State policies are playing a significant role as well. California’s Zero Emission Vehicle (ZEV) program, which has been adopted by nine other states, is pushing automakers to produce and sell ZEVs in ever-increasing volumes. These states are poised to require at least 3.3 million ZEVs – plug-in hybrid electric vehicles, battery electric vehicles, and FCEVs – collectively on their roads by 2025.6
Taken together, these programs are driving revolutionary change in personal mobility. But they are destined to fail unless customers are willing to buy the vehicles. Automakers bear the responsibility to design, produce and market cars that meet the demands of discriminating consumers. Significant progress is being made toward achieving that goal. But unless the infrastructure to refuel these advanced technology vehicles is readily available, we will be unable to sell them in the volumes necessary to prompt migration to these more efficient, clean, and sustainable transportation technologies. The burden of defining a strategy to build this new infrastructure lies foremost with the federal government, and the QER is the document in which that direction needs to be outlined.
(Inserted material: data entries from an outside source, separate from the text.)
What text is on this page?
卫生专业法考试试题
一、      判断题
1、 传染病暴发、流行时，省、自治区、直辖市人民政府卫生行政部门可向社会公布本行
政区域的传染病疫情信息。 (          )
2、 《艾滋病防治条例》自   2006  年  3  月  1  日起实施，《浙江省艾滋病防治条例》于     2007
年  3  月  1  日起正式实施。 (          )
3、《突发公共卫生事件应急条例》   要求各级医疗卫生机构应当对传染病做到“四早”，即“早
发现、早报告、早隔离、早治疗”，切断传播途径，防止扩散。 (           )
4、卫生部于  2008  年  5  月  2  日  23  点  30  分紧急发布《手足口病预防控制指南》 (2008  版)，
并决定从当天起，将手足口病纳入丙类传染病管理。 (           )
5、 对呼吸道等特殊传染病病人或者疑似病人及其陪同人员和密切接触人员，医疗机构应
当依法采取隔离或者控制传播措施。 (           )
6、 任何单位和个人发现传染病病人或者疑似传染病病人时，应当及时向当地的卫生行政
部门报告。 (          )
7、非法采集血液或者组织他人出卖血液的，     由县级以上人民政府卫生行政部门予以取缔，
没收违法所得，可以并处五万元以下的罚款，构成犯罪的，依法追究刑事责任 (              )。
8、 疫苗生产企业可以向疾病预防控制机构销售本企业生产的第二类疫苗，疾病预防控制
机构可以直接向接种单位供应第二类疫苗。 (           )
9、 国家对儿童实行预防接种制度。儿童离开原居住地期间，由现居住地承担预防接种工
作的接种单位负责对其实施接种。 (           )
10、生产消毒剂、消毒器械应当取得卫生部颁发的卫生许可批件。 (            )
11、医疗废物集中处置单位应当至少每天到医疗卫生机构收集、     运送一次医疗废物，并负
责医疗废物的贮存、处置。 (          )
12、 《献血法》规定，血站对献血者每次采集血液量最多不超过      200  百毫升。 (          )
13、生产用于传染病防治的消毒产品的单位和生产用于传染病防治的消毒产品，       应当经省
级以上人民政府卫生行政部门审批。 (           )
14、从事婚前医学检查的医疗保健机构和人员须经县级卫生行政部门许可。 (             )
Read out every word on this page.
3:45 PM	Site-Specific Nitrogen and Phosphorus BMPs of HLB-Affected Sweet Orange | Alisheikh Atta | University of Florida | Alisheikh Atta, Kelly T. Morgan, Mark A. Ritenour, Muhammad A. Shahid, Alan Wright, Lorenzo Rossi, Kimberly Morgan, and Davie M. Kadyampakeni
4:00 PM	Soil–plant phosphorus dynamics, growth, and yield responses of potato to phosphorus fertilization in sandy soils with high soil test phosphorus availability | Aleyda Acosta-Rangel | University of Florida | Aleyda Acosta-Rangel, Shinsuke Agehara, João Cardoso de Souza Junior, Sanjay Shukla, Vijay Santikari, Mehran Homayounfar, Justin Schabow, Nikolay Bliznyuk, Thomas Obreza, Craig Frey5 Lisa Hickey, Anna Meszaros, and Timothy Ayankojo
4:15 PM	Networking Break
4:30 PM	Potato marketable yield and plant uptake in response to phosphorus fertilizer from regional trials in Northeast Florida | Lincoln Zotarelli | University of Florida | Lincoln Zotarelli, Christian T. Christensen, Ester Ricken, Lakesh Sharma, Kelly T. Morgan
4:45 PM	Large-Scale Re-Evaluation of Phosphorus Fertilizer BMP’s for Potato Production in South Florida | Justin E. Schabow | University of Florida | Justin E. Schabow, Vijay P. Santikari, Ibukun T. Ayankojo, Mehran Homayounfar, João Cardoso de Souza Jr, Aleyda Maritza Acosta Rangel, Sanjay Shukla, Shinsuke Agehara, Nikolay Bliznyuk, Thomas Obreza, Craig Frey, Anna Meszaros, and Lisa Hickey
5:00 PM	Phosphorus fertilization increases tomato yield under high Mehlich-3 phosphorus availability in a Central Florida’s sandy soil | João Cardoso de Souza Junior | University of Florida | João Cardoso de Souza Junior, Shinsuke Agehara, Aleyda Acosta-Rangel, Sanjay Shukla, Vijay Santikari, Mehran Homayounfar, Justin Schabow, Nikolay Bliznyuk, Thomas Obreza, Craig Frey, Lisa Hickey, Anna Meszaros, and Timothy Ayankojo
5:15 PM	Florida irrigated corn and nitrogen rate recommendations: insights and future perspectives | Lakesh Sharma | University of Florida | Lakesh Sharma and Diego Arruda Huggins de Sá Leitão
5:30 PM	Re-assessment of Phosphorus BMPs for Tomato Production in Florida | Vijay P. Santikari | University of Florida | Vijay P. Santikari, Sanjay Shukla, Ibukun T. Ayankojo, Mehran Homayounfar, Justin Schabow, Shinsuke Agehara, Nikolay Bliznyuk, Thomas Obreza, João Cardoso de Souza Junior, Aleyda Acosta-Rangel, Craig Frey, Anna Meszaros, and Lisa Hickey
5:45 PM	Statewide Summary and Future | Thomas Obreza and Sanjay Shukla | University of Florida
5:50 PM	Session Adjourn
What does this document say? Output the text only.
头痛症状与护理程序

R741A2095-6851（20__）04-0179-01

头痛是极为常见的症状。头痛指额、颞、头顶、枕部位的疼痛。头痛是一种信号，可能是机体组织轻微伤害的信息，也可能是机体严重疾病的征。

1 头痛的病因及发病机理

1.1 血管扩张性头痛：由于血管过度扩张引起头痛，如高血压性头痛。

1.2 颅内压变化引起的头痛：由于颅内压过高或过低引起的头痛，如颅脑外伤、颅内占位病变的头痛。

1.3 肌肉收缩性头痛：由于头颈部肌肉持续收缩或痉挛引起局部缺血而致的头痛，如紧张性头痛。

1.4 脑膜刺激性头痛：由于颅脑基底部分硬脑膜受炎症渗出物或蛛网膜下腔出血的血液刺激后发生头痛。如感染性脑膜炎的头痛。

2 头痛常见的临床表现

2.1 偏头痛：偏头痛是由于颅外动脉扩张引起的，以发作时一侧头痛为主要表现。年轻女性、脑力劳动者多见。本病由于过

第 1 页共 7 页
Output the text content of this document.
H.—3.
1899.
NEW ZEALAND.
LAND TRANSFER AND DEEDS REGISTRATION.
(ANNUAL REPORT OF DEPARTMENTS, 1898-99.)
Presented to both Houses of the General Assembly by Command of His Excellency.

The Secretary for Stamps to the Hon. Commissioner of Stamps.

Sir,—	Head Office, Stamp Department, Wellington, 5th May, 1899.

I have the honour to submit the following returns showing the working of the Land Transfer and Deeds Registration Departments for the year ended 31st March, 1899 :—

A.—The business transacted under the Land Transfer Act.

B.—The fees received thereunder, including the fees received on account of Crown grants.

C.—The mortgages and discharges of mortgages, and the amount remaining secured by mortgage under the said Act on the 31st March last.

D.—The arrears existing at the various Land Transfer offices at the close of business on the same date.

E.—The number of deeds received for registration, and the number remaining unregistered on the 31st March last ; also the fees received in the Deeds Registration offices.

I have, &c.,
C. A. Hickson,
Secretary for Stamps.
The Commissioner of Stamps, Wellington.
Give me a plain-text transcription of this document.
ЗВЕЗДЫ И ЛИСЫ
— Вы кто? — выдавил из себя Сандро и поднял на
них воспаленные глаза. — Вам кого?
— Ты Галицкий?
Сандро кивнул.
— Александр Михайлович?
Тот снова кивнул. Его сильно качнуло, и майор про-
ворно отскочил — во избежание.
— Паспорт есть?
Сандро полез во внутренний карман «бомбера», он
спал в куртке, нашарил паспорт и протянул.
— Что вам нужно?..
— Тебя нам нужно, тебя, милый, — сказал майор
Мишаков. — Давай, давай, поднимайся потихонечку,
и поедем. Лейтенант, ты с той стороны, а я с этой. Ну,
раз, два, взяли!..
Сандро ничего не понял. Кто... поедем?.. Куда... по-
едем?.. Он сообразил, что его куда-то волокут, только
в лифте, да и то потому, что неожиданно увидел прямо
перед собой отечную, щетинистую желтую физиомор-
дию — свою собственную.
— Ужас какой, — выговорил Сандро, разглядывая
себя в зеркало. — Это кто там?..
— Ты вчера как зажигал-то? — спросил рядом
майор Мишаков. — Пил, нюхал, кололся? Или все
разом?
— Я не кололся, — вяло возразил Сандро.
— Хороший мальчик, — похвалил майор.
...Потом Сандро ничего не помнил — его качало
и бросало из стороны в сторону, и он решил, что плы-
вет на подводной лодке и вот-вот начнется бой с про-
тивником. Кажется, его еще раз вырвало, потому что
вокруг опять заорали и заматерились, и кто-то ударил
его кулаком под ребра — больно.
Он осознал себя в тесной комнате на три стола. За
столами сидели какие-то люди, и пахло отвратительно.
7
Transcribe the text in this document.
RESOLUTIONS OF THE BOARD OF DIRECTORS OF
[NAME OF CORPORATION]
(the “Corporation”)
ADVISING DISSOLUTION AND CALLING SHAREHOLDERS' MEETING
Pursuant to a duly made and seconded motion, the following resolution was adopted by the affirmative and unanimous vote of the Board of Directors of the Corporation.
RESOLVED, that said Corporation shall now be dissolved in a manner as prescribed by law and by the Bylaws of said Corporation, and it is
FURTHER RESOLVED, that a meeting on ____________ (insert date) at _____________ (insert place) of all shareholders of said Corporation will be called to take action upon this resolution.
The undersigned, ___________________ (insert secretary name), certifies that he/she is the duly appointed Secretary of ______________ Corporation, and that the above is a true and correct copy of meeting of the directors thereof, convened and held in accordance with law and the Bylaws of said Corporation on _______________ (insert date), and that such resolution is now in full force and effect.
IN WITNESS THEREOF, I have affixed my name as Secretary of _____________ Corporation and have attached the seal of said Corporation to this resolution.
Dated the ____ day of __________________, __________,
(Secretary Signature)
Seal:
Currently, hydrogen is being used not only in the nascent fuel cell industry, but also by refineries to produce motor fuels. An infrastructure to move and store hydrogen from its sources of production to the point of retail must be conceived and built for the U.S. to meet its future energy needs and compete in the hydrogen sector already being pursued in Asia and Europe.
Honda understands that the second QER report will include an assessment of the state of advanced technology vehicles and infrastructure. While FCEVs should play a prominent role in that discussion, the infrastructure needs for production, distribution, and storage of hydrogen are substantial. The first QER report, which will focus specifically on electricity and transportation infrastructure needs, should address how hydrogen can enable the federal government and the nation to meet its energy and climate goals.
Thank you for your ongoing work to set our nation on a prosperous, sustainable energy course for the future.